Tender Food is a Boston-based company specializing in plant-based meats, aiming to replicate the texture and taste of whole cuts like chicken breast, pulled pork, and steak. The company’s proprietary technology uses plant proteins to mimic the muscle fibers found in animal meats, providing a more realistic texture and satisfying eating experience compare to other plant-based options. Founded by a team of scientists and entrepreneurs, Tender Food seeks to differentiate itself in the alternative protein market by targeting whole cuts rather than processed products.
Christophe Chantre is the co-founder and CEO of Tender Food. In this interview, he discusses the company’s mission to create whole-cut plant-based meats using fiber-spinning technology developed at Harvard. He also explains the company’s focus on scaling production, the role of recent funding in meeting demand, and collaborations with partners like Tufts University to further innovation in alternative proteins.
Please introduce us to Tender Food and the company’s mission.

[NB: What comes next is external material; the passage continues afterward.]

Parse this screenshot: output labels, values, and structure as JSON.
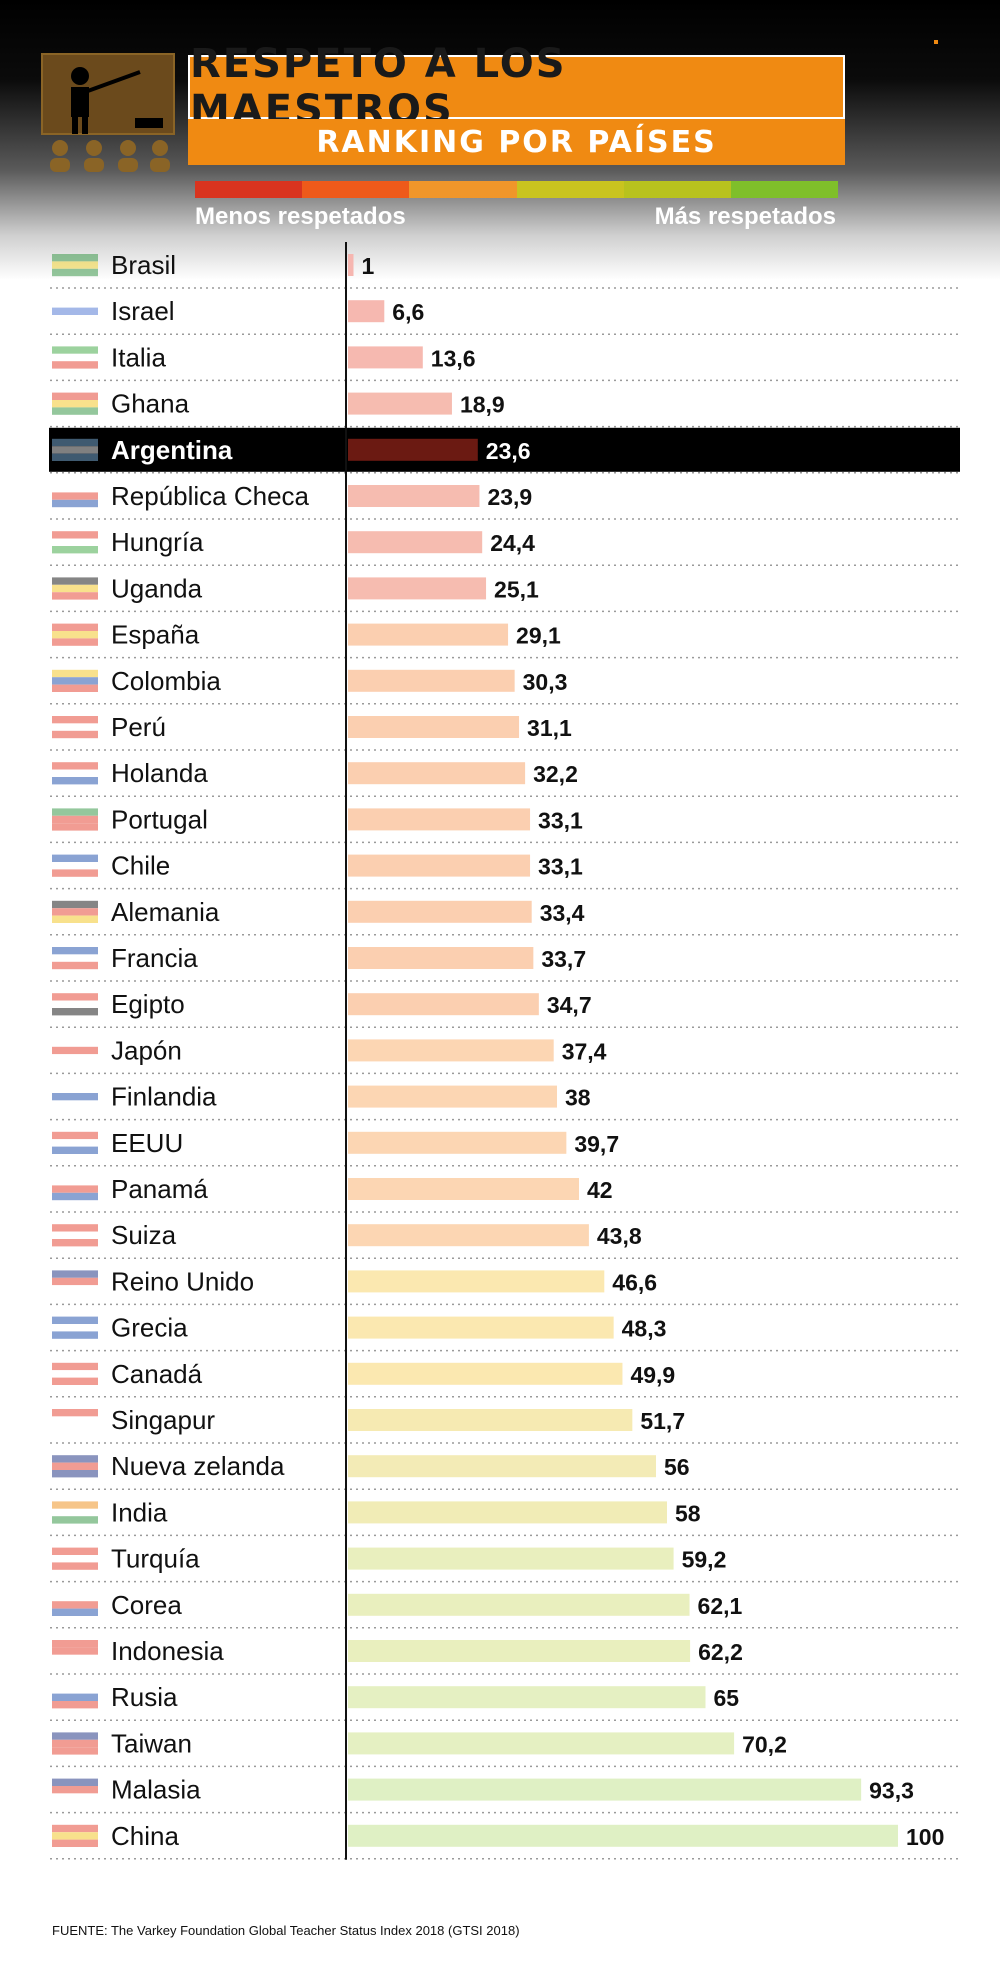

Tender Food is a food technology company in the Greater Boston Area, a hub for biotech research and innovation. Launched in 2020 by Harvard engineers, Tender uses proprietary technology that spins plant fibers like cotton candy to create whole cuts of alternative meat, including pulled pork, chicken breasts, and beef short rib. The result is delicious, affordable food that’s better for you, animals, and the environment.
Can you explain the fiber-spinning technique you use and how it sets your products apart from other plant-based meats?
At the heart of this project is the ambition to provide ethical and sustainable meat alternatives that are nutritious and taste great. To do this, Tender transforms plant protein into fibers that mimic real meat muscle fibers. In contrast to other plant-based products that imitate ground, processed meat like sausages and burger patties, Tender’s products boast textures and cooking properties that are indistinguishable from animal meat.
“We need technology breakthroughs to […] rekindle growth of the alternative meat industry”
Based on innovations developed at Harvard University and the Wyss Institute for Biologically Inspired Engineering, Tender’s technology enables the creation of whole muscle cut products (e.g. chicken breasts, pulled pork, and steaks) that look, taste, and feel like the real thing.
What innovations from Harvard helped start Tender Food, and how have they evolved since then?
At Harvard, we developed high-throughput, ingredient-agnostic fiber spinning technology (think an advanced cotton candy machine) that can convert any input (plant proteins, mycoproteins, precision fermentation-derived proteins, etc.) into fibers – the building block of animal muscle. These patented platforms allow us to create incredible products that fully replicate the experience of meat across any format (shredded, whole cuts, steaks), animal type (chicken, pork, beef, seafood), with minimal, clean label ingredients, at extremely low cost. We believe these platforms will replace extrusion as the industry-standard production technology by solving the industry’s key pain points – quality and cost.
What are your key goals with the latest round of funding, and how will they drive Tender Food’s growth?
Scale, quality, scale! We have accumulated significant demand for our delicious, unique products. This latest financing round will help us scale to fulfill that demand, while we invest in our next iterations of even better products.
How do you plan to expand product distribution beyond Boston, and what markets are next?
We have lots of exciting plans in the works, but can’t share anything just yet!
Can you share details about your collaboration with Tufts University on hybrid meat products?
We see ourselves as a technology enabler, creating the new standard of manufacturing for this industry, and accordingly, we are always excited to partner with leading companies or academic institutions pushing the envelope on various foodtech efforts. With Tufts, we are providing them with our latest and greatest R&D plant-based products to be combined with their cultivated cells, leveraging each other’s expertise.
What advancements are being implemented at your production facility to scale up to millions of pounds of plant-based meat?
It’s mostly automation and just increasing throughput on our lines. We’ve proven that our technologies enable uniquely low production costs, now it’s just about executing at scale.
What’s next for Tender Food, and where would you like to be in the next 3-5 years?
As a technology company, our belief has always been that we need technology breakthroughs to create a new generation of tastier, healthier, and more affordable products that will rekindle growth of the alternative meat industry. We’ll be happy if we are fueling that growth again – getting to 5,10, 20% of overall meat market share in the next decade.